Resistance mechanisms seen with other EGFR-TKIs may not emerge with osimertinib, Dr Gainor noted. He highlighted mechanisms for on-target and off-target resistance with osimertinib, although he cautioned that much of our knowledge about osimertinib resistance is based upon patients receiving osimertinib after other EGFR-TKIs (ie, in T790M-mutation-positive populations). On-target resistance with osimertinib has been reported by way of an acquired EGFR codon 797 (C797S) mutation, and off-target mutations develop in bypass signaling pathways via the mechanism of MET amplification.

“This study is an important contribution to [the] literature and reaffirms the success of brain-penetrable drugs,” Dr Gainor said.

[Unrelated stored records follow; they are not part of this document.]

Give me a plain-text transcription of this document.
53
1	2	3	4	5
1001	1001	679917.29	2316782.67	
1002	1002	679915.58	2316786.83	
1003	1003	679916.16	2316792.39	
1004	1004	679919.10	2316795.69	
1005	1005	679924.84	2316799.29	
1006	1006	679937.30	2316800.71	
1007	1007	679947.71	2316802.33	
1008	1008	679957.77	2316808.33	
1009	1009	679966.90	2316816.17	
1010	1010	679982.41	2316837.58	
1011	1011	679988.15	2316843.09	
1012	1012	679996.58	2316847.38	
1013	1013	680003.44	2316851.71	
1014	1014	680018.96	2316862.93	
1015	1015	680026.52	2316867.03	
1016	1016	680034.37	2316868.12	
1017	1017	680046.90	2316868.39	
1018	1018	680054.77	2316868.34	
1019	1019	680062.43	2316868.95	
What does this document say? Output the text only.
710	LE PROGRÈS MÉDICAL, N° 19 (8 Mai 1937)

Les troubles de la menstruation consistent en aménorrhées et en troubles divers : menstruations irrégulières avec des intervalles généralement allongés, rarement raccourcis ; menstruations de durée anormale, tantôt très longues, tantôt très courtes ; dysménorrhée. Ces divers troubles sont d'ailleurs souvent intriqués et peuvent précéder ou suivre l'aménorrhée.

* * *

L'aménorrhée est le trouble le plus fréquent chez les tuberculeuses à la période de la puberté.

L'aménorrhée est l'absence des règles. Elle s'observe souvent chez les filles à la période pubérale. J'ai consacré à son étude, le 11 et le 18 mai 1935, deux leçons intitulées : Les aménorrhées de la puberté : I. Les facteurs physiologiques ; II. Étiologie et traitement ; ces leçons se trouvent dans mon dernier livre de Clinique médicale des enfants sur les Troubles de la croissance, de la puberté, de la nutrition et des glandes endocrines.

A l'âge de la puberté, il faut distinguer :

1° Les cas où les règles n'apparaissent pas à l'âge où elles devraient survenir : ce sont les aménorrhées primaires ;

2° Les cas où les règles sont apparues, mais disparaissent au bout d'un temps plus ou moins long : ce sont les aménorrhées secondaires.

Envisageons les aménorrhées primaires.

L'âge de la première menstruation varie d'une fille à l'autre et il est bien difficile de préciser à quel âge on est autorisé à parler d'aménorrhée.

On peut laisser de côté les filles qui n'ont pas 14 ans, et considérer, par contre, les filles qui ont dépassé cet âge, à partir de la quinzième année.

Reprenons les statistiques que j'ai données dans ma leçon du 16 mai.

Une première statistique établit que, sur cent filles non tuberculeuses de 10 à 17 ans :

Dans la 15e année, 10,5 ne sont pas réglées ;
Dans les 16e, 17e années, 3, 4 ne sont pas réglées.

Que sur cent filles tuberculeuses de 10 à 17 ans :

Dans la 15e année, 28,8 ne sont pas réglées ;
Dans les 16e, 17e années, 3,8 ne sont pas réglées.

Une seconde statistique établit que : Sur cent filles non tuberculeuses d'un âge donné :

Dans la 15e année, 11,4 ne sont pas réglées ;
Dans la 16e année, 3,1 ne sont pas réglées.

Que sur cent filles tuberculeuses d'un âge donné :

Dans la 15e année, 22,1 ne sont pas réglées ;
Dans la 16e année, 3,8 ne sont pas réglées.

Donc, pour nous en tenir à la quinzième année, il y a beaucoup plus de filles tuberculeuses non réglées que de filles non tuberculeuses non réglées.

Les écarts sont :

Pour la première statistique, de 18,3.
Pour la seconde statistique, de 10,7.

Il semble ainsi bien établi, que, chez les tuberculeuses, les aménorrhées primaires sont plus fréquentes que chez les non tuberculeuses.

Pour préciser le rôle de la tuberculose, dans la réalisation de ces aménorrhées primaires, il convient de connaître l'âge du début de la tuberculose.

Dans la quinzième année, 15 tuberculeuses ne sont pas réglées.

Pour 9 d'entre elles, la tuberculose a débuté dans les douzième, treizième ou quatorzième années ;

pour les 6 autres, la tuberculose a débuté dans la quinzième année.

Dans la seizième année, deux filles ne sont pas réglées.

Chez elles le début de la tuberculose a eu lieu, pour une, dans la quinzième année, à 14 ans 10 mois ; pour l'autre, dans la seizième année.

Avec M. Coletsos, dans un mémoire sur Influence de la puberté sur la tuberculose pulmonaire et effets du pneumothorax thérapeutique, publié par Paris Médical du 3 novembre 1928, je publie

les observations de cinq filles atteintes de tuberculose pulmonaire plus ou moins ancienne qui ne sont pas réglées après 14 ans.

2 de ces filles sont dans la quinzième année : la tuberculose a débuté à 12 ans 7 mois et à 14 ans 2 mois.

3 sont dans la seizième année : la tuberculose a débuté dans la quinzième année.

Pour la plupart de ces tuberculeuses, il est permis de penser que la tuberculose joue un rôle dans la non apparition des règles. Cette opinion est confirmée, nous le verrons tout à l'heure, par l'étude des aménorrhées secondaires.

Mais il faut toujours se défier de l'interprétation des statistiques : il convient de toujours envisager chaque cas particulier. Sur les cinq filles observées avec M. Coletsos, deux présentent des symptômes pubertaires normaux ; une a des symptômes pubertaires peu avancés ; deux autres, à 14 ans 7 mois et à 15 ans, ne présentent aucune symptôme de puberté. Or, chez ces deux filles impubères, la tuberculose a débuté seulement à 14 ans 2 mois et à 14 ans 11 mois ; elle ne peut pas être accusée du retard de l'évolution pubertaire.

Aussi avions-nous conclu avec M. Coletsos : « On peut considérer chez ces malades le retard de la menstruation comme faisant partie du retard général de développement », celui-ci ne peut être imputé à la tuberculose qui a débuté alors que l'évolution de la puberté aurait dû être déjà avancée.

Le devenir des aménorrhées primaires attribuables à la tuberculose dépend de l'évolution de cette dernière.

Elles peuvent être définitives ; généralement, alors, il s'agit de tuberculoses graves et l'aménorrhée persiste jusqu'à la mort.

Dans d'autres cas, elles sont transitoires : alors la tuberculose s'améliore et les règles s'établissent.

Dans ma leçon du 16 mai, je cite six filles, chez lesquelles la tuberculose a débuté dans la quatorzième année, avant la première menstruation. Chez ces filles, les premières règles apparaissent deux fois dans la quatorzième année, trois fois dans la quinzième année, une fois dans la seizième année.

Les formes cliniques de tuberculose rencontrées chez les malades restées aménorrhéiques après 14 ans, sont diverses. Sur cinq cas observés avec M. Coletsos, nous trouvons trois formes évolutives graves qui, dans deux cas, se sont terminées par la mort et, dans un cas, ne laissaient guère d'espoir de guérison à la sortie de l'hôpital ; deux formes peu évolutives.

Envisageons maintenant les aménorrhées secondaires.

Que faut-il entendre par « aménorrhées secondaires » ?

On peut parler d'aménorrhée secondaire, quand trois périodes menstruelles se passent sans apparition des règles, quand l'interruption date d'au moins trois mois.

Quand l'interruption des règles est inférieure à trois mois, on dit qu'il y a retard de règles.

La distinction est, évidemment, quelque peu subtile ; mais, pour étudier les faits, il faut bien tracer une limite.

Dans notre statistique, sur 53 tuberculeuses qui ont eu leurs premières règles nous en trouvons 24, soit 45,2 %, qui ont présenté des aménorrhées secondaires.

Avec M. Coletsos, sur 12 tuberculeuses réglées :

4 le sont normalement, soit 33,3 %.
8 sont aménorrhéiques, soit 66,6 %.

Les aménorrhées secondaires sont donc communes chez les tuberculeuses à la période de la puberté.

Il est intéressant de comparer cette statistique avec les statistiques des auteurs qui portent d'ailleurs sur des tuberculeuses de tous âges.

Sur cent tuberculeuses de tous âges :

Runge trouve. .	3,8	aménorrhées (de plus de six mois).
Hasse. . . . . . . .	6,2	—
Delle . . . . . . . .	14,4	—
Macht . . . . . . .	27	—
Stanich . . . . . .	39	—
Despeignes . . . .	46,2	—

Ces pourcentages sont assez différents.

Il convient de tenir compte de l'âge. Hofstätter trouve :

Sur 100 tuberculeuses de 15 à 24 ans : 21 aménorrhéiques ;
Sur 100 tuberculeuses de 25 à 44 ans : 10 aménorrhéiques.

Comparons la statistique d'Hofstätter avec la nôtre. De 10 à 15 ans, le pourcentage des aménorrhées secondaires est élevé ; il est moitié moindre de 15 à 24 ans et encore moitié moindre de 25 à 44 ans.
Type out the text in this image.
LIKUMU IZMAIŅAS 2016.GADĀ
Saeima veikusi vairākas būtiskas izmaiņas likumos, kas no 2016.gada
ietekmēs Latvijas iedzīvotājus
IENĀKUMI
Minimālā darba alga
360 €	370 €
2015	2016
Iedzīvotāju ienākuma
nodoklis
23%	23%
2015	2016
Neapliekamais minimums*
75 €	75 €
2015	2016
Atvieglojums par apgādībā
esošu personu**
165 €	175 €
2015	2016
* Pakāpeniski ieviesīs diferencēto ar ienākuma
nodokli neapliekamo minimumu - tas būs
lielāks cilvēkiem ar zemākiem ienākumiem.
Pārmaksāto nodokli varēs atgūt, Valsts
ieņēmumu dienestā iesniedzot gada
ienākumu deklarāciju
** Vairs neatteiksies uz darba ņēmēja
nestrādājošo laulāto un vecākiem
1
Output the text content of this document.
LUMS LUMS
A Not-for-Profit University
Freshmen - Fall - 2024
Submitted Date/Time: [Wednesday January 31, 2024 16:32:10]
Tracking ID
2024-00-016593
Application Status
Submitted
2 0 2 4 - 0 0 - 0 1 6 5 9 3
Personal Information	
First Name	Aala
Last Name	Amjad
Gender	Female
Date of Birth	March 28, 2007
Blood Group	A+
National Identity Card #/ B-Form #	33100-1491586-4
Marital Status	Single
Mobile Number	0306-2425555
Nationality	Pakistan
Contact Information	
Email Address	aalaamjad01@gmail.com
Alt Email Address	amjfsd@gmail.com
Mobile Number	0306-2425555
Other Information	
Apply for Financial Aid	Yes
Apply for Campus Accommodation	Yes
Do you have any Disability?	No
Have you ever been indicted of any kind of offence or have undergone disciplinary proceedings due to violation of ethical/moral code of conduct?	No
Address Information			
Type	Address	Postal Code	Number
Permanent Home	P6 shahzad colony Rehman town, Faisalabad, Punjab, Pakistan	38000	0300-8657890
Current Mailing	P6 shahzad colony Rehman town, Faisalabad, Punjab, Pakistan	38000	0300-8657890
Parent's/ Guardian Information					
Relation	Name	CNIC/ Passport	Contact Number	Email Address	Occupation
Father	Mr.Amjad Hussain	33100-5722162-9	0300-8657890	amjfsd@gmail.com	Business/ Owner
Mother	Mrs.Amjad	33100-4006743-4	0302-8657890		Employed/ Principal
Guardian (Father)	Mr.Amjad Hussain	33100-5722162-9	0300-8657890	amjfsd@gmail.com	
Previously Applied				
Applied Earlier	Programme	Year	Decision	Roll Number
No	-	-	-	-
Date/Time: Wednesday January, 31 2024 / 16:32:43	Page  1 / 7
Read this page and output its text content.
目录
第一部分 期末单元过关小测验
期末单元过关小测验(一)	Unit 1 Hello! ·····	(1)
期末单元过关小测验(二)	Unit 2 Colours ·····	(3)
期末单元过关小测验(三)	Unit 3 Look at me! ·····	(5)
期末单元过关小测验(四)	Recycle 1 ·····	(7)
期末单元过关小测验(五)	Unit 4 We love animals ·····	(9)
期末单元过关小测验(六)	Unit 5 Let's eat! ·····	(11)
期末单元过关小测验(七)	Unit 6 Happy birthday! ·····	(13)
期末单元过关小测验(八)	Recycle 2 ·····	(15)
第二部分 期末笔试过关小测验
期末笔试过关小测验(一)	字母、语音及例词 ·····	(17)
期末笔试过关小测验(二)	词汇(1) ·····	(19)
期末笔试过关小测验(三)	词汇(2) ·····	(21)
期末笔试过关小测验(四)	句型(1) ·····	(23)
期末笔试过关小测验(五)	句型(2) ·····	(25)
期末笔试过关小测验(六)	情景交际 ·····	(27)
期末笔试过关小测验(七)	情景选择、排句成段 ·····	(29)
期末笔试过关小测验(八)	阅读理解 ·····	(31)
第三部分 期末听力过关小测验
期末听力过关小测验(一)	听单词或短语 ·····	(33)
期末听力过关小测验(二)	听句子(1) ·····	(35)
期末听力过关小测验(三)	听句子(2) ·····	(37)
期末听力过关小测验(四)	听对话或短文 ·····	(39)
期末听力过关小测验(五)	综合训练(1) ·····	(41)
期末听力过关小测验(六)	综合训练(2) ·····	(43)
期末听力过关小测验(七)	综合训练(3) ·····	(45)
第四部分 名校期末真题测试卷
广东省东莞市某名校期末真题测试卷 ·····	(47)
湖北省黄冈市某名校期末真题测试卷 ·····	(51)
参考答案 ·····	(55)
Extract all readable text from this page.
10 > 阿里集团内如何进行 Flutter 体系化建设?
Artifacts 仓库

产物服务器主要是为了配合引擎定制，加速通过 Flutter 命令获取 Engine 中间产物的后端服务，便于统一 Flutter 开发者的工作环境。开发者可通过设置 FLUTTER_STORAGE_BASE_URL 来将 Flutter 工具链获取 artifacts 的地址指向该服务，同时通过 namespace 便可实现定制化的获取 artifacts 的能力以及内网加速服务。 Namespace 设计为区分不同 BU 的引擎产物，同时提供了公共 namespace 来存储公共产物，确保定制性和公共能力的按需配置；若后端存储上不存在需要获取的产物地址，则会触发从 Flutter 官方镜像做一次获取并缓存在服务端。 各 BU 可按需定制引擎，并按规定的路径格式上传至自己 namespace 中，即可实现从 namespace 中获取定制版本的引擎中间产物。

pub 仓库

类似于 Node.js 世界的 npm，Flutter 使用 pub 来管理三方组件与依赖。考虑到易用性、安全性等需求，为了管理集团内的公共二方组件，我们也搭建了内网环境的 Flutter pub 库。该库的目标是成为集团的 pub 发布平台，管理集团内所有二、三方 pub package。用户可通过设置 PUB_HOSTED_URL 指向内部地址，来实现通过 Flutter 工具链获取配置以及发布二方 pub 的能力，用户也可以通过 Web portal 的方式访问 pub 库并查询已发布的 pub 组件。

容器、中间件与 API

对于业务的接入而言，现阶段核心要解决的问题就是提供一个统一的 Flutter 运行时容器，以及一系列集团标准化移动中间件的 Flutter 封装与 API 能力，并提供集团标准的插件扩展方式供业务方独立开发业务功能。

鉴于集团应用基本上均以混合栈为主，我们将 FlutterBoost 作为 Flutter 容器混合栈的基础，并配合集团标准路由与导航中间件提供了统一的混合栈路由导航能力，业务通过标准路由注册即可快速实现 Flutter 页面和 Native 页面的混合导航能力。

Based on data from the FLAURA study, the National Comprehensive Cancer Network guidelines recommend osimertinib for the treatment of NSCLC in patients with EGFR-sensitizing mutations.4 A consensus statement has also been issued by the AME Lung Cancer Collaborative Group on the use of osimertinib and includes a review of resistance mechanisms that can emerge as a result of treatment with osimertinib.5


  1. Reungwetwattana T, Nakagawa K, Chul B, et al. CNS response to osimertinib versus standard of epidermal growth factor receptor tyrosine kinase inhibitors in patients with untreated EGFR-mutated advanced non-small-cell lung cancer [published online August 28, 2018]. J Clin Oncol. doi: 10.1200/JCO.2018.78.3118
  2. United States Food and Drug Administration. FDA approves osimertinib for first-line treatment of metastatic NSCLC with most common EGFR mutations. Updated April 19, 2018. Accessed September 5, 2018.
  3. Soria J-C, Ohe Y, Vansteenkiste J, et al. for the FLAURA Investigators. Osimertinib in untreated EGFR-mutated advanced non-small-cell lung cancer. N Engl J Med. 2018;378(2):113-125.
  4. National Comprehensive Cancer Network. Non-small cell lung cancer. Version 6.2018, August 2018. Accessed September 5, 2018.
  5. Jiang T, Su C, Ren S, et al, for the AME Lung Cancer Collaborative Group. A consensus on the role of osimertinib in non-small cell lung cancer from the AME Lung Cancer Collaborative Group. J Thorac Dis. 2018;10(7):3909-3921.